遅すぎた初恋
毎年恒例のクリスマスパーティーの用意はもちろん母の号令と共に一族の嫁やら使用人が粛々と進めていく。

今年からは毛色の違った人間が一人加わった。
最初は好奇な目で見られてはいたが、母の力強い後ろ楯がある為、誰も文句や陰口は言わず、何事もなく平和に終わったらしい。
明日はパーティーだ。

私も粛々と仕事を片付け、自分の車で実家に戻った。

久々に会う母からは、弟の妻の「良くできた嫁」という評価を延々と聞かされ、自分はどうなんだ!どうするんだ!このままではお父さんが可哀想だと詰め寄られる始末で、親類縁者から母の元に預けられた一塊のお見合い写真を押し付けられ、この中から誰でもいいから選べ、早く決めろというのを、なんとか誤魔化し自室に逃げ込んだ。

愛し、愛される結婚…。

自分には到底無縁だ。
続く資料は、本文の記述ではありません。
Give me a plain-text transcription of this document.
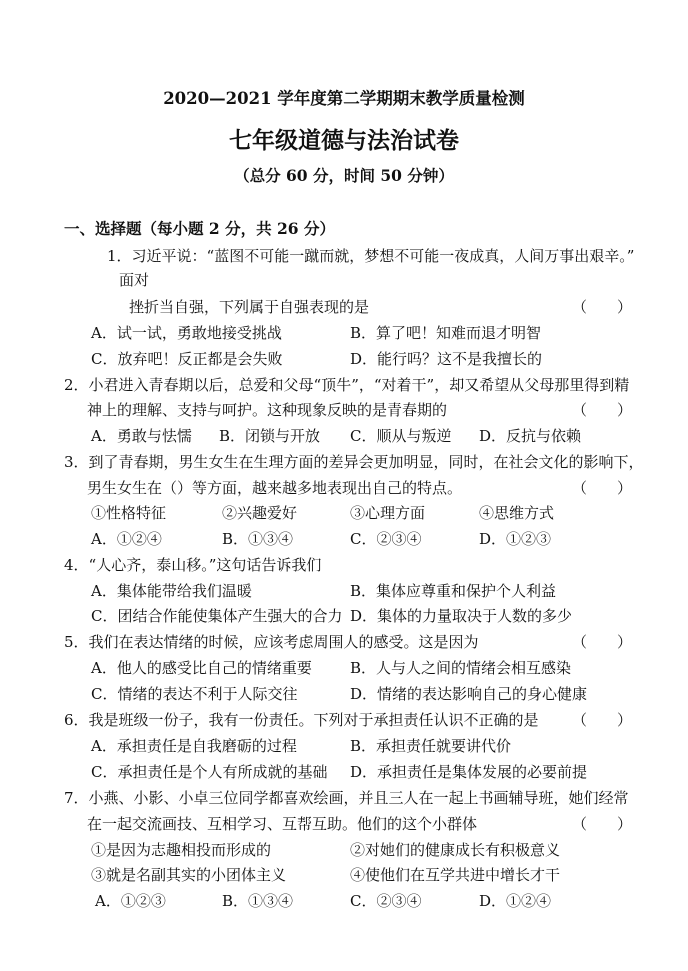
2020—2021 学年度第二学期期末教学质量检测
七年级道德与法治试卷
（总分 60 分，时间 50 分钟）
一、选择题（每小题 2 分，共 26 分）
1．习近平说：“蓝图不可能一蹴而就，梦想不可能一夜成真，人间万事出艰辛。”
面对
挫折当自强，下列属于自强表现的是	（　　）
A．试一试，勇敢地接受挑战	B．算了吧！知难而退才明智
C．放弃吧！反正都是会失败	D．能行吗？这不是我擅长的
2．小君进入青春期以后，总爱和父母“顶牛”，“对着干”，却又希望从父母那里得到精
神上的理解、支持与呵护。这种现象反映的是青春期的	（　　）
A．勇敢与怯懦 B．闭锁与开放 C．顺从与叛逆 D．反抗与依赖
3．到了青春期，男生女生在生理方面的差异会更加明显，同时，在社会文化的影响下，
男生女生在（）等方面，越来越多地表现出自己的特点。	（　　）
①性格特征	②兴趣爱好	③心理方面	④思维方式
A．①②④	B．①③④	C．②③④	D．①②③
4．“人心齐，泰山移。”这句话告诉我们
A．集体能带给我们温暖	B．集体应尊重和保护个人利益
C．团结合作能使集体产生强大的合力 D．集体的力量取决于人数的多少
5．我们在表达情绪的时候，应该考虑周围人的感受。这是因为	（　　）
A．他人的感受比自己的情绪重要	B．人与人之间的情绪会相互感染
C．情绪的表达不利于人际交往	D．情绪的表达影响自己的身心健康
6．我是班级一份子，我有一份责任。下列对于承担责任认识不正确的是 （　　）
A．承担责任是自我磨砺的过程	B．承担责任就要讲代价
C．承担责任是个人有所成就的基础 D．承担责任是集体发展的必要前提
7．小燕、小影、小卓三位同学都喜欢绘画，并且三人在一起上书画辅导班，她们经常
在一起交流画技、互相学习、互帮互助。他们的这个小群体	（　　）
①是因为志趣相投而形成的	②对她们的健康成长有积极意义
③就是名副其实的小团体主义	④使他们在互学共进中增长才干
A．①②③	B．①③④	C．②③④	D．①②④
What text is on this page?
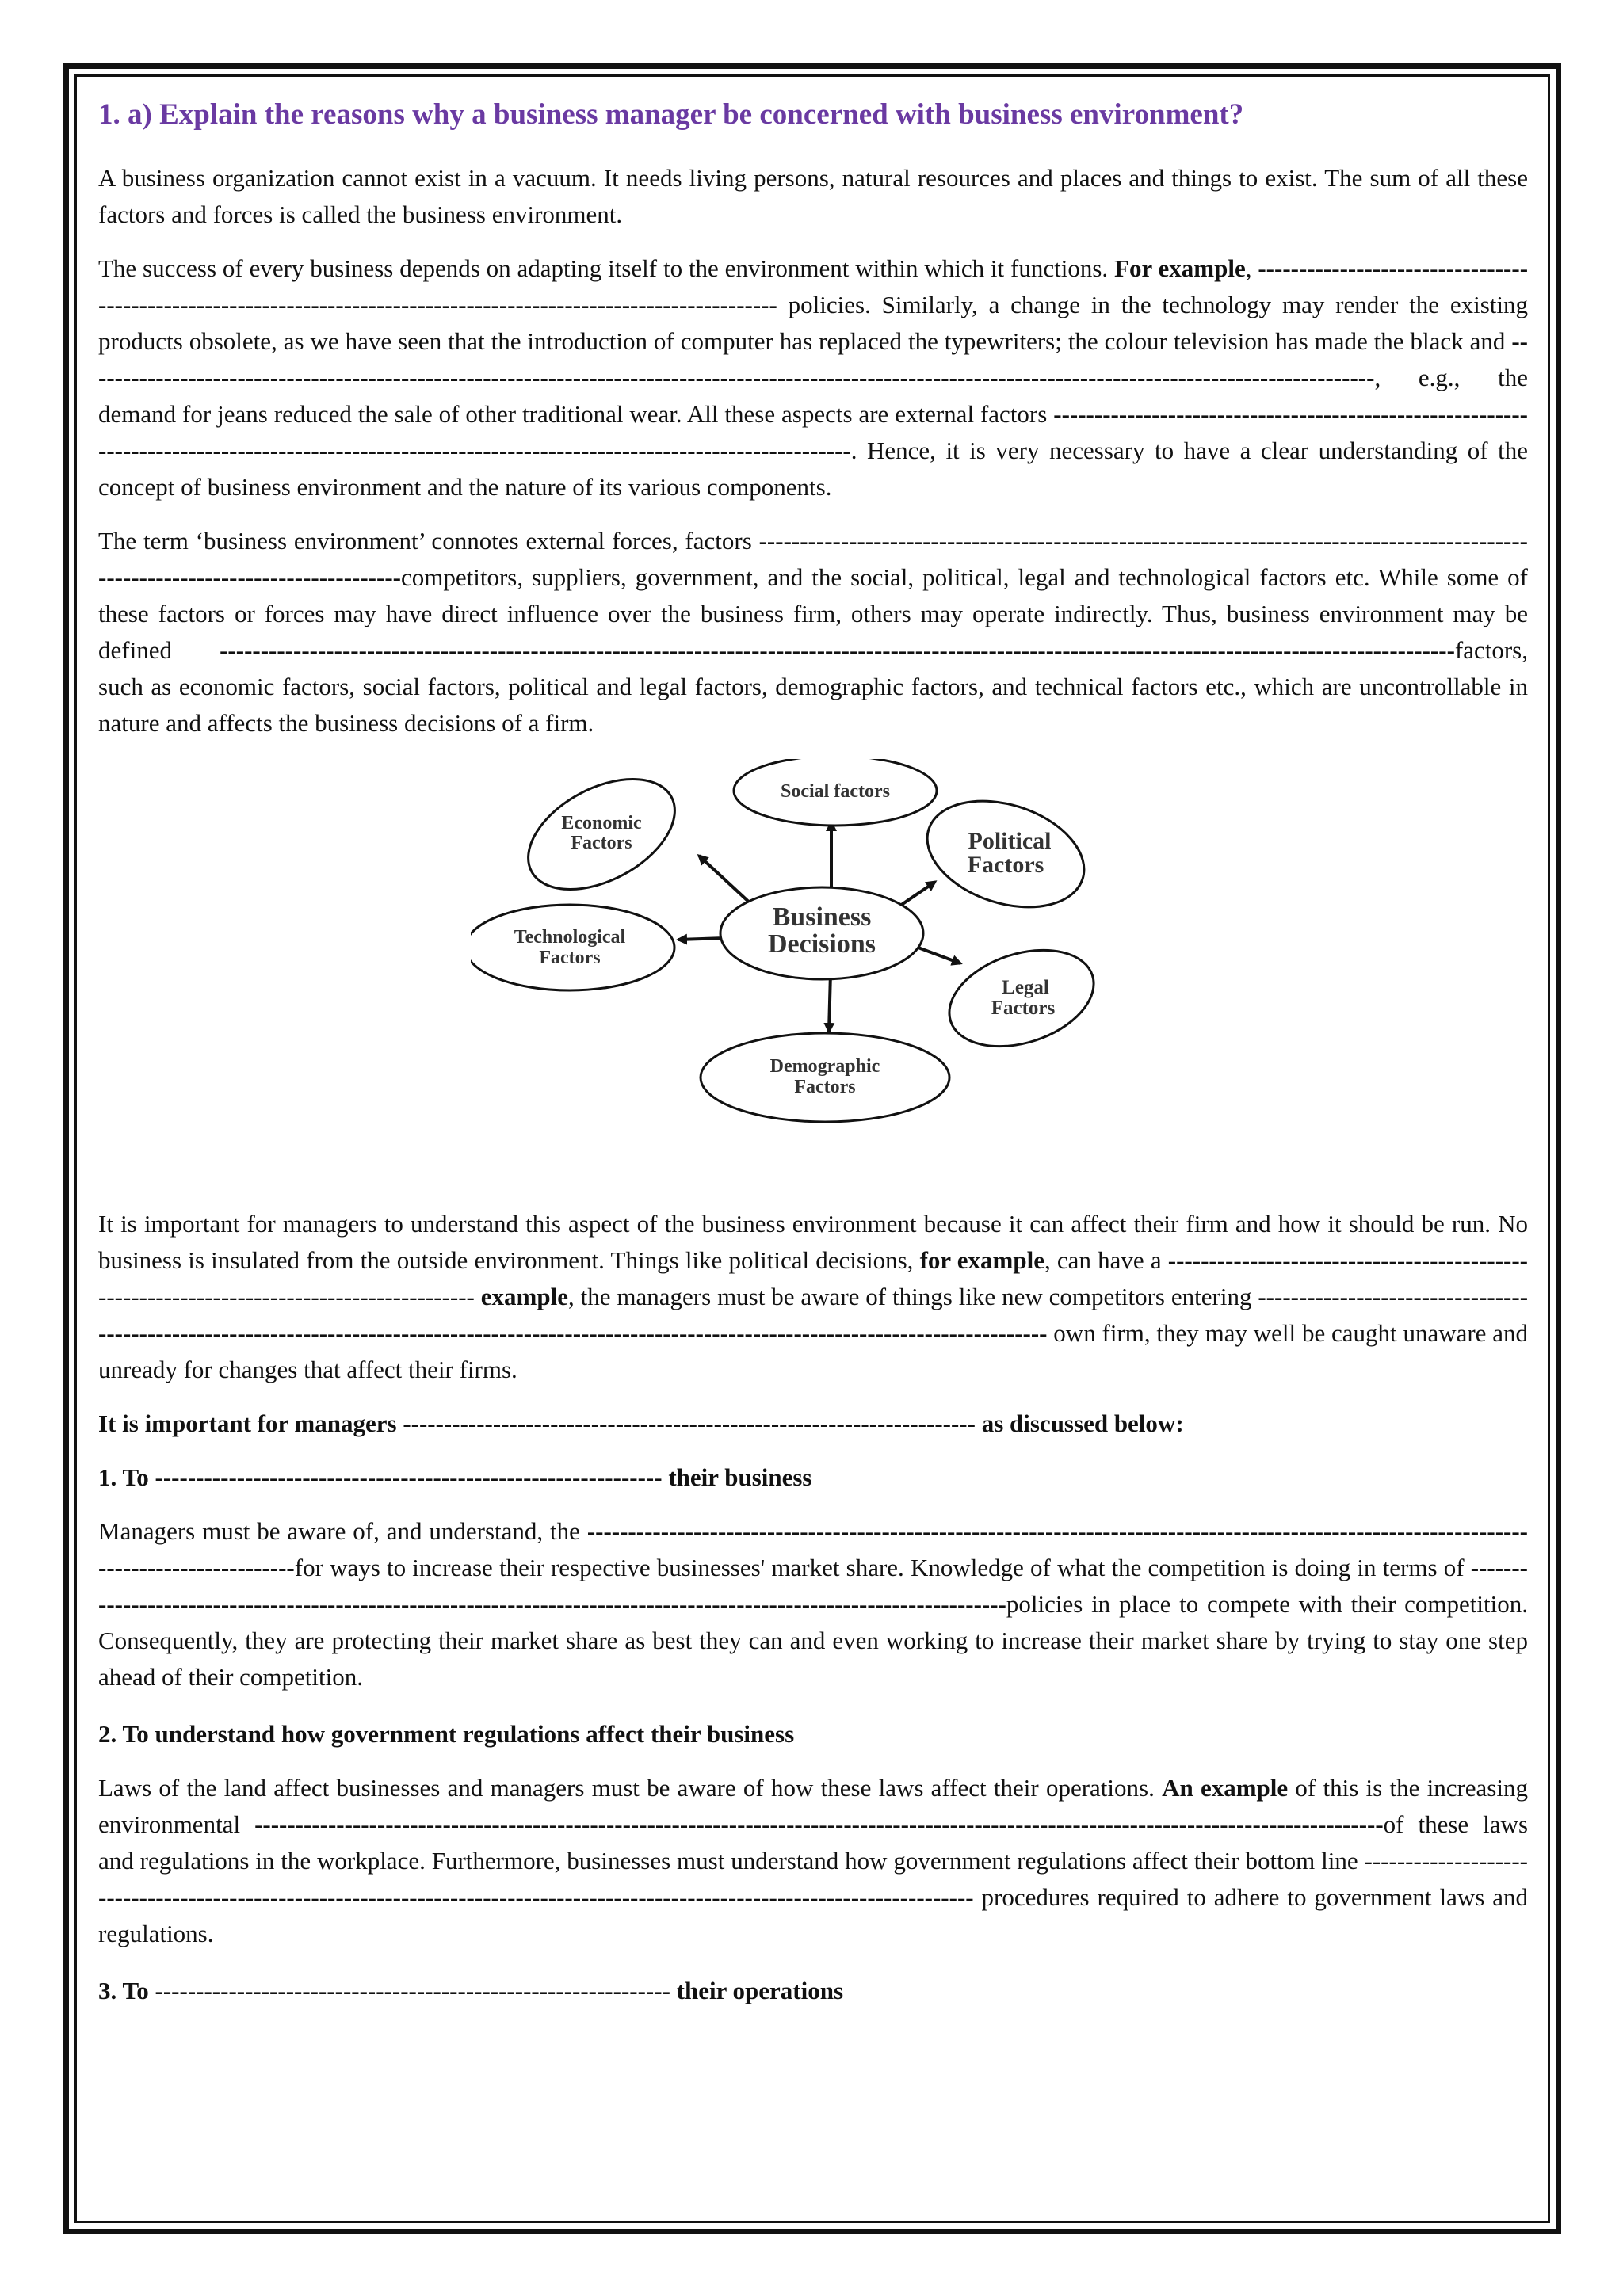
1. a) Explain the reasons why a business manager be concerned with business environment?

A business organization cannot exist in a vacuum. It needs living persons, natural resources and places and things to exist. The sum of all these factors and forces is called the business environment.

The success of every business depends on adapting itself to the environment within which it functions. For example, -------------------------------------------------------------------------------------------------------------------- policies. Similarly, a change in the technology may render the existing products obsolete, as we have seen that the introduction of computer has replaced the typewriters; the colour television has made the black and --------------------------------------------------------------------------------------------------------------------------------------------------------------, e.g., the demand for jeans reduced the sale of other traditional wear. All these aspects are external factors ------------------------------------------------------------------------------------------------------------------------------------------------------. Hence, it is very necessary to have a clear understanding of the concept of business environment and the nature of its various components.

The term ‘business environment’ connotes external forces, factors -----------------------------------------------------------------------------------------------------------------------------------competitors, suppliers, government, and the social, political, legal and technological factors etc. While some of these factors or forces may have direct influence over the business firm, others may operate indirectly. Thus, business environment may be defined -------------------------------------------------------------------------------------------------------------------------------------------------------factors, such as economic factors, social factors, political and legal factors, demographic factors, and technical factors etc., which are uncontrollable in nature and affects the business decisions of a firm.

Business
Decisions
Social factors
Economic
Factors
Technological
Factors
Demographic
Factors
Political
Factors
Legal
Factors

It is important for managers to understand this aspect of the business environment because it can affect their firm and how it should be run. No business is insulated from the outside environment. Things like political decisions, for example, can have a ------------------------------------------------------------------------------------------ example, the managers must be aware of things like new competitors entering ----------------------------------------------------------------------------------------------------------------------------------------------------- own firm, they may well be caught unaware and unready for changes that affect their firms.

It is important for managers ---------------------------------------------------------------------- as discussed below:

1. To -------------------------------------------------------------- their business

Managers must be aware of, and understand, the -------------------------------------------------------------------------------------------------------------------------------------------for ways to increase their respective businesses' market share. Knowledge of what the competition is doing in terms of ----------------------------------------------------------------------------------------------------------------------policies in place to compete with their competition. Consequently, they are protecting their market share as best they can and even working to increase their market share by trying to stay one step ahead of their competition.

2. To understand how government regulations affect their business

Laws of the land affect businesses and managers must be aware of how these laws affect their operations. An example of this is the increasing environmental ------------------------------------------------------------------------------------------------------------------------------------------of these laws and regulations in the workplace. Furthermore, businesses must understand how government regulations affect their bottom line ------------------------------------------------------------------------------------------------------------------------------- procedures required to adhere to government laws and regulations.

3. To --------------------------------------------------------------- their operations
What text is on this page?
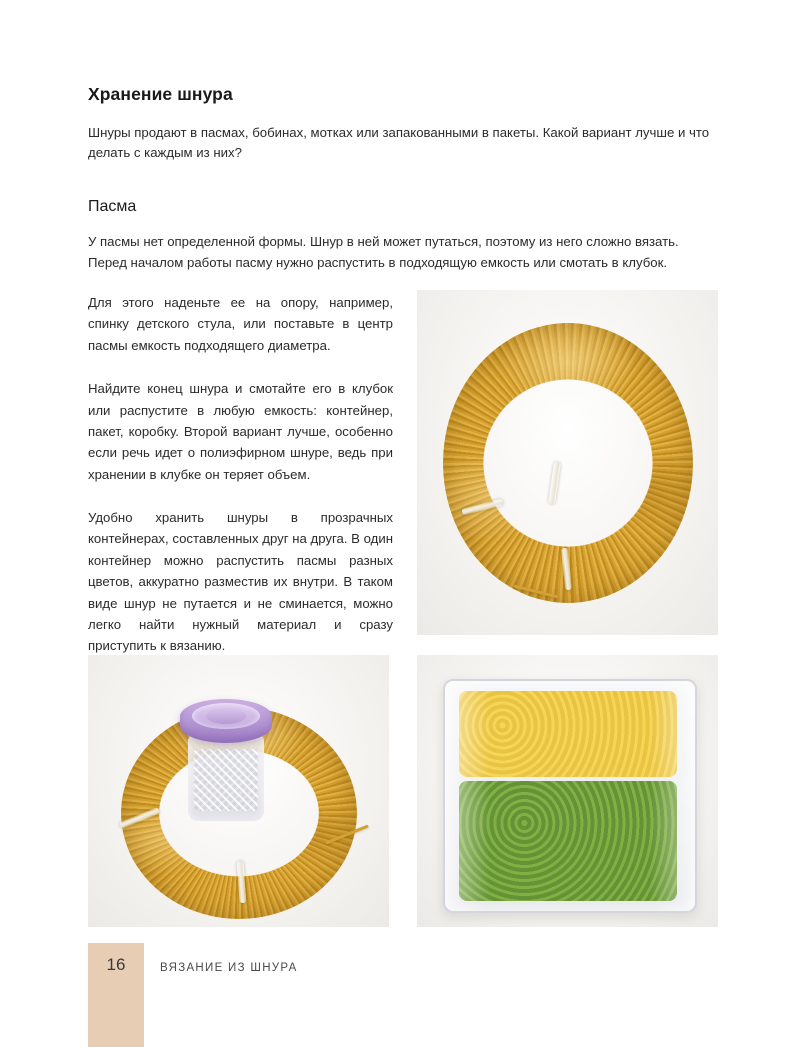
Хранение шнура

Шнуры продают в пасмах, бобинах, мотках или запакованными в пакеты. Какой вариант лучше и что делать с каждым из них?

Пасма

У пасмы нет определенной формы. Шнур в ней может путаться, поэтому из него сложно вязать. Перед началом работы пасму нужно распустить в подходящую емкость или смотать в клубок.

Для этого наденьте ее на опору, например, спинку детского стула, или поставьте в центр пасмы емкость подходящего диаметра.

Найдите конец шнура и смотайте его в клубок или распустите в любую емкость: контейнер, пакет, коробку. Второй вариант лучше, особенно если речь идет о полиэфирном шнуре, ведь при хранении в клубке он теряет объем.

Удобно хранить шнуры в прозрачных контейнерах, составленных друг на друга. В один контейнер можно распустить пасмы разных цветов, аккуратно разместив их внутри. В таком виде шнур не путается и не сминается, можно легко найти нужный материал и сразу приступить к вязанию.

16	ВЯЗАНИЕ ИЗ ШНУРА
今までそんな感情など持ち合わせては来なかった。人並み以上の容姿と環境のお陰で女性にはこれといって不自由はして来なかった。
仕事の邪魔になる女は容赦なく切り捨てて来た。

自分にはこの家を次に繋げる使命がある、この家に、自分に、十分釣り合う女性ではないといけないのだ。
見合い写真の女性は全て一定の条件はクリアしているのだというのは理解できる。だが、何故か二の足を踏んでしまう。何処かに希望を見い出してしまう。

「愛しています。」彼女の瞳を思い出す。